Whenever she stood between her sisters, taller than either Jade or Jessica, she felt plain beside Jessica’s almost too-perfect beauty and stupid when compared to Jade’s quick, incisive brain—a living, breathing example of middle-child syndrome.
It was only when she was in front of the cameras that Jolie didn’t feel awkward, inept, a giraffe in a field full of graceful gazelles. When the lights came on, all her self-doubt disappeared and she could be anyone she dreamed she could be.
How she longed to be somebody else today, rather than a grieving daughter.
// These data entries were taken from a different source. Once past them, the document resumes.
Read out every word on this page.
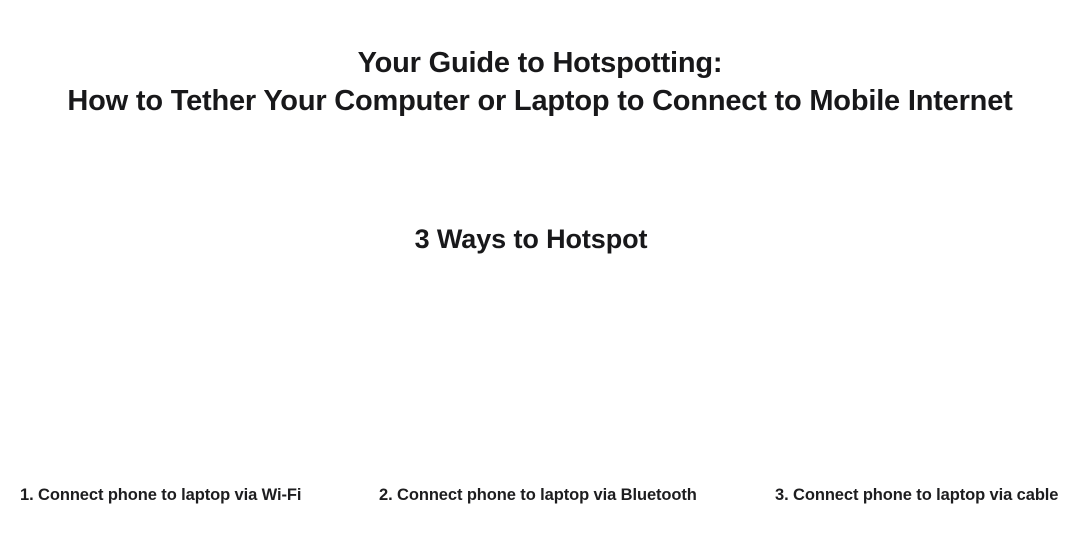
Your Guide to Hotspotting:
How to Tether Your Computer or Laptop to Connect to Mobile Internet
3 Ways to Hotspot
1. Connect phone to laptop via Wi-Fi	2. Connect phone to laptop via Bluetooth	3. Connect phone to laptop via cable
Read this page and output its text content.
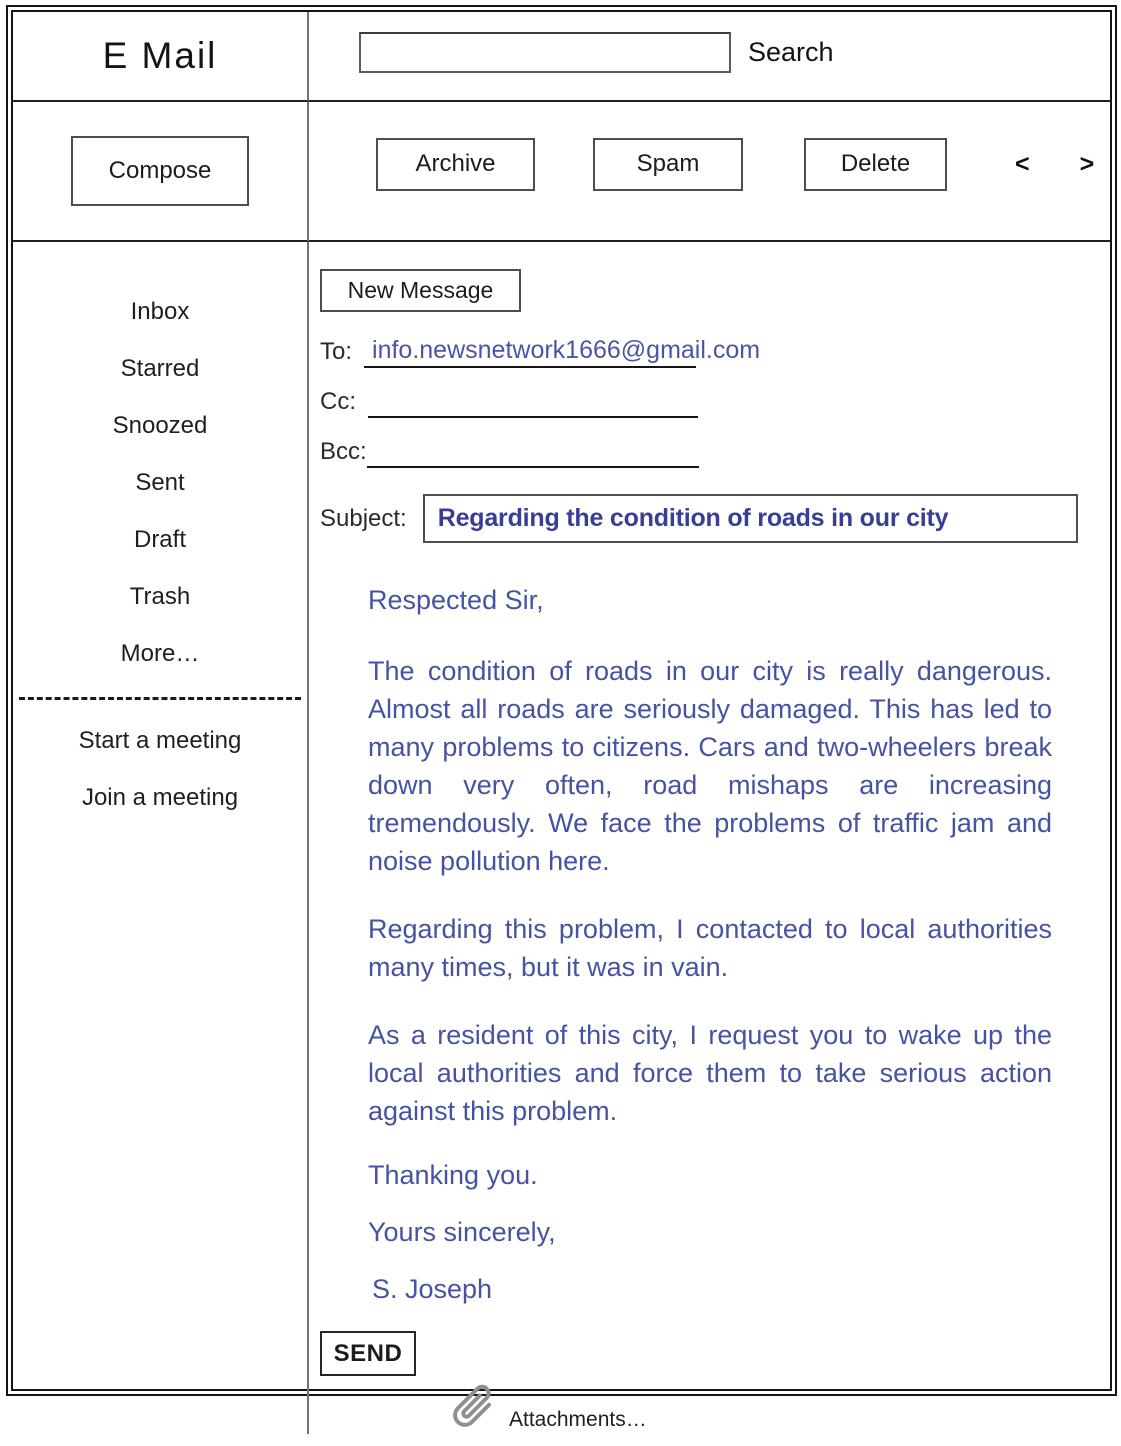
E Mail	Search
Compose	Archive	Spam	Delete	<	>
Inbox
Starred
Snoozed
Sent
Draft
Trash
More…
Start a meeting
Join a meeting
New Message
To: info.newsnetwork1666@gmail.com
Cc:
Bcc:
Subject:	Regarding the condition of roads in our city
Respected Sir,

The condition of roads in our city is really dangerous. Almost all roads are seriously damaged. This has led to many problems to citizens. Cars and two-wheelers break down very often, road mishaps are increasing tremendously. We face the problems of traffic jam and noise pollution here.

Regarding this problem, I contacted to local authorities many times, but it was in vain.

As a resident of this city, I request you to wake up the local authorities and force them to take serious action against this problem.

Thanking you.
Yours sincerely,
S. Joseph
SEND
Attachments…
How she longed to talk to Teddy Sunshine just one more time, watch as his big Irish smile lit up a room brighter than any Hollywood klieg lights and made her feel so very special, so very loved.
Most of all, she wanted to hear his laugh, a laugh that could fill her world.
But now—in the shade beneath the blue canvas tarp, except for the droning voice of Father Sheehan and the sobbing of two maiden aunts from Buffalo Jolie would have been hard-pressed to name correctly—silence, cold and uncomfortable, was all around them.
There should be a Philadelphia Police Department honor guard in attendance, at the very least. Taps played. A salute fired. A flag ceremoniously folded and presented to Jade, as the oldest.
But the Sunshine daughters had to make do with a priest who had never known Teddy, filling in for Father Muskie, who was on his annual vacation in the Canadian north woods and out of touch, unknowing that his good friend and gin rummy partner had died in disgrace.
What the Sunshine funeral did have was press.